そう言って豪華な銀の髪を揺らして優雅にお辞儀をすると、ソテロは部屋を出ていった。


「……ノア様」

ジョルジュが遠慮がちにノアに声を掛ける。
もっともソテロ同様、いつもポーカーフェイスな彼の表情は全く変わっていないのだが、なんとなく自分を気遣ってくれているのが分かる。
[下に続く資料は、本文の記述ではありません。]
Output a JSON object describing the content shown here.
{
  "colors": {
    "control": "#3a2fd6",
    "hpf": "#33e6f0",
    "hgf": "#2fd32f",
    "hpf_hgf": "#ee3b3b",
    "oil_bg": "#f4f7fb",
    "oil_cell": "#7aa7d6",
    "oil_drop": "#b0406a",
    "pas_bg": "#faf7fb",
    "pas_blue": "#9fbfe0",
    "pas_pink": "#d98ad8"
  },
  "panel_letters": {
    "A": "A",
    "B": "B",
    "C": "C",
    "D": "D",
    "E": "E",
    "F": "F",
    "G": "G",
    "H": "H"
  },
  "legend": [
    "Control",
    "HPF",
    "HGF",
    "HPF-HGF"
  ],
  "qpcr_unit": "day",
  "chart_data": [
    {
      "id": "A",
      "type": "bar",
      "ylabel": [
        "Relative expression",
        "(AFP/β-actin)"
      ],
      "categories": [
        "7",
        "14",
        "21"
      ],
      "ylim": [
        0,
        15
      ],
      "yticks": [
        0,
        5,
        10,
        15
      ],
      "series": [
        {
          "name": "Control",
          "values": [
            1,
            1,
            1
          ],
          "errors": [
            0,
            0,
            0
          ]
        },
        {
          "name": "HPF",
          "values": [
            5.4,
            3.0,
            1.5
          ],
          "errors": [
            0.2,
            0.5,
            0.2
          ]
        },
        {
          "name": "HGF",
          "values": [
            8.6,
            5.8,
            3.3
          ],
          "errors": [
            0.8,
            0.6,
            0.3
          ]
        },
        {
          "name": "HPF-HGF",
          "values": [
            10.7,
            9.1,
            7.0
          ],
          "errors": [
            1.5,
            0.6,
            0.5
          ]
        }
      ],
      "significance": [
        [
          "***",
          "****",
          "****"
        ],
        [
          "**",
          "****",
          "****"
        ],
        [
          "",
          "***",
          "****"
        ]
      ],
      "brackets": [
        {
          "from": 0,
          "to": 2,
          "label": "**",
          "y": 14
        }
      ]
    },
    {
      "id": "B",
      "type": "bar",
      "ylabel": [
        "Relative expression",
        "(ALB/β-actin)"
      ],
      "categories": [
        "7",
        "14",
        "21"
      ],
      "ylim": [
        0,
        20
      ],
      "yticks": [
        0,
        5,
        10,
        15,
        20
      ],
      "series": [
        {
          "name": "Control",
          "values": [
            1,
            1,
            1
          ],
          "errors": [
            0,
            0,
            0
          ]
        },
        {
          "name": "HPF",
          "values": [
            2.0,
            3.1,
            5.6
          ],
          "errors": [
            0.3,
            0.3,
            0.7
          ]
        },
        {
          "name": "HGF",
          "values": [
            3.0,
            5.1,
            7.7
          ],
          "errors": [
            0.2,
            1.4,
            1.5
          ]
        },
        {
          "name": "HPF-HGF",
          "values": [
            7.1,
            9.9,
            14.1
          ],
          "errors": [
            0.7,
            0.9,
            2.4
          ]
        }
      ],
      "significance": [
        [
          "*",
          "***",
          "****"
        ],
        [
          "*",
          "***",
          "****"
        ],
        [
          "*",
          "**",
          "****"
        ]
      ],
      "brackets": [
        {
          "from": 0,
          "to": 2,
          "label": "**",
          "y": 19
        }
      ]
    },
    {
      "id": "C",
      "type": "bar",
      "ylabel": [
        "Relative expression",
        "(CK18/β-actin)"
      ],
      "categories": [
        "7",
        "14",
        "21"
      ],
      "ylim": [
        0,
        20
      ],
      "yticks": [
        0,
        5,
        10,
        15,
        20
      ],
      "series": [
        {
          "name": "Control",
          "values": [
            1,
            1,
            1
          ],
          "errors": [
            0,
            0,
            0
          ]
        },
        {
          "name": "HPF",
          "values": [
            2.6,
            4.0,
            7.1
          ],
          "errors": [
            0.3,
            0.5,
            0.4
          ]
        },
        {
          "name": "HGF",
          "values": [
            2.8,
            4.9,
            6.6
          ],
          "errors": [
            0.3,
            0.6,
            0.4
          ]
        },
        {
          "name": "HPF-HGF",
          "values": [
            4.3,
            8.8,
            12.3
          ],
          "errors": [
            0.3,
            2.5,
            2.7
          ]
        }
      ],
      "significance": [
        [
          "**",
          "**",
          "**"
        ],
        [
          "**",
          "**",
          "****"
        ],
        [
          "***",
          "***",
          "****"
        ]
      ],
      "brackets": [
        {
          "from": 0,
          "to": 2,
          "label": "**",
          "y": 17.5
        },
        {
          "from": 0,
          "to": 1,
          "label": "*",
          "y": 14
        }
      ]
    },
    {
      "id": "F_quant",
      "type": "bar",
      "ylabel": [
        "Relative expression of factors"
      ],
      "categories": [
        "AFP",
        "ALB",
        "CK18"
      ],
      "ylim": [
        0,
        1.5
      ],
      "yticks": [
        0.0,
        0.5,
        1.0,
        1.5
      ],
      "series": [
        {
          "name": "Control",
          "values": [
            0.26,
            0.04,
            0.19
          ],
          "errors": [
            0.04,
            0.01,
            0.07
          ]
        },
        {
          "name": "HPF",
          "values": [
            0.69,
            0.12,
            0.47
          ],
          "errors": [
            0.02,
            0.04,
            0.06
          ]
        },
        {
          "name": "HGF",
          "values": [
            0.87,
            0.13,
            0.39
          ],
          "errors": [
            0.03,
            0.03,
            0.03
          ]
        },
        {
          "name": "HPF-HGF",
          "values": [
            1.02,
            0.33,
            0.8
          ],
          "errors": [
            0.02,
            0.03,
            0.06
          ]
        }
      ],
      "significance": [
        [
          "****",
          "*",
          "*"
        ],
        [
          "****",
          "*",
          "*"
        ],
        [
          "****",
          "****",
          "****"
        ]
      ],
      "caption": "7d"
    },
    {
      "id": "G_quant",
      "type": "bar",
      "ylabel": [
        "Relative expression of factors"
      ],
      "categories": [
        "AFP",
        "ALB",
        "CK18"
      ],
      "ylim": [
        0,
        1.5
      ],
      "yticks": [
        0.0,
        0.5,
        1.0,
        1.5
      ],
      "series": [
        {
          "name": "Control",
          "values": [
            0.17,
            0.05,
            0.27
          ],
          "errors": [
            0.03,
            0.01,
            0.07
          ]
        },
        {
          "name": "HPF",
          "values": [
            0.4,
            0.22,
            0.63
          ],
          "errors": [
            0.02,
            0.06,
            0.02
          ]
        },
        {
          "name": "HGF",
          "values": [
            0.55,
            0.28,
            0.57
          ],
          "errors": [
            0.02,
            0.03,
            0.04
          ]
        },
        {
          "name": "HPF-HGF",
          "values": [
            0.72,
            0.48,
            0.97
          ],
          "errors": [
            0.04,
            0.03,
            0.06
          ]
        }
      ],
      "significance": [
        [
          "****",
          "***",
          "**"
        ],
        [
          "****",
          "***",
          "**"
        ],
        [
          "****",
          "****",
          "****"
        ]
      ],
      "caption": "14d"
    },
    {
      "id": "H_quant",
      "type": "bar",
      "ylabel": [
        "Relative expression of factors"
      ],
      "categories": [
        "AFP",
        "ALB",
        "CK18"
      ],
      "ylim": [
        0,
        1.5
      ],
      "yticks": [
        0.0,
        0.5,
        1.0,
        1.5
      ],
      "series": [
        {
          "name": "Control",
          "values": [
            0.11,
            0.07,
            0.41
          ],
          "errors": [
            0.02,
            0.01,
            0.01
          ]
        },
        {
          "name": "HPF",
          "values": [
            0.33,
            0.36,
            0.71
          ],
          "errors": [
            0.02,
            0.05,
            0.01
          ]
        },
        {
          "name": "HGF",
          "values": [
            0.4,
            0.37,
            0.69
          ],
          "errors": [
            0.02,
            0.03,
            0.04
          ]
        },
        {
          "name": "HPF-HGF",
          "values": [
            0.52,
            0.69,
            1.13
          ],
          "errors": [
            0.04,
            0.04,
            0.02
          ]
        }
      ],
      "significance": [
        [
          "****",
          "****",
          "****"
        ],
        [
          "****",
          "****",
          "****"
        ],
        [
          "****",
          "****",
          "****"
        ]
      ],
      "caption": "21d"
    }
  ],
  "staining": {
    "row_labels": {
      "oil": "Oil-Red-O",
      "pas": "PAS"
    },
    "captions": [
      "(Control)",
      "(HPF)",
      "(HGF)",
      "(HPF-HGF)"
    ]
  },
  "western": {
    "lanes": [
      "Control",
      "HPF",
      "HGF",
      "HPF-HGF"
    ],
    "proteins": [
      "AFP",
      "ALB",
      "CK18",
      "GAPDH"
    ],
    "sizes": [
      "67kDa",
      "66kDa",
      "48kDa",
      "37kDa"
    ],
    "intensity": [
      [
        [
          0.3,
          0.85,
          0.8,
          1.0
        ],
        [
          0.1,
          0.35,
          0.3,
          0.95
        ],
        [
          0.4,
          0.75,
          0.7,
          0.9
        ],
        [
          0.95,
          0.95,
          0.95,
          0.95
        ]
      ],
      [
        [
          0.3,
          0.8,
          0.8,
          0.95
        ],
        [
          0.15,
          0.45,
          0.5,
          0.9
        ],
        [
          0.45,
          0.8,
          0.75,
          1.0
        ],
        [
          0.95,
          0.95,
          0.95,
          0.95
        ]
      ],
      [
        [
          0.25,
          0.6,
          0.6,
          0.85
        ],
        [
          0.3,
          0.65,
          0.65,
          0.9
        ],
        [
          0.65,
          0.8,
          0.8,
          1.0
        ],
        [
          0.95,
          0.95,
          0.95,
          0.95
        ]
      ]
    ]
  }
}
「まったく……自分が情けないよ、大切な孫なのに……」

ぽつりとため息と共に自嘲気味に呟く。

「ソテロ様は『ノエル=コクロワ』が何よりも大切なのですよ。旦那様が残されたこの国を守ろうと必死になっていらっしゃる」

ジョルジュが穏やかに言う。 
唯一の救いはこの優秀な執事の存在だろうか。

彼はソテロの父親、つまりノアの息子の代からこのヴァチスタ家に仕えてくれている忠実な執事であり、今や家族の一員だ。


ソテロにとって彼は唯一気を許せる存在だった。


「あんたが居てくれてよかったよ」

ノアが穏やかに告げる。
 
彼にはいつも感謝しっぱなしだ。


「それはありがとうございます。それでは私はソテロ様に頼まれた仕事を始めるとしましょう」

「そうだね、頑張っておくれ」

そう言って微笑むと、ノアは執務室のドアを開けて部屋から出ていった。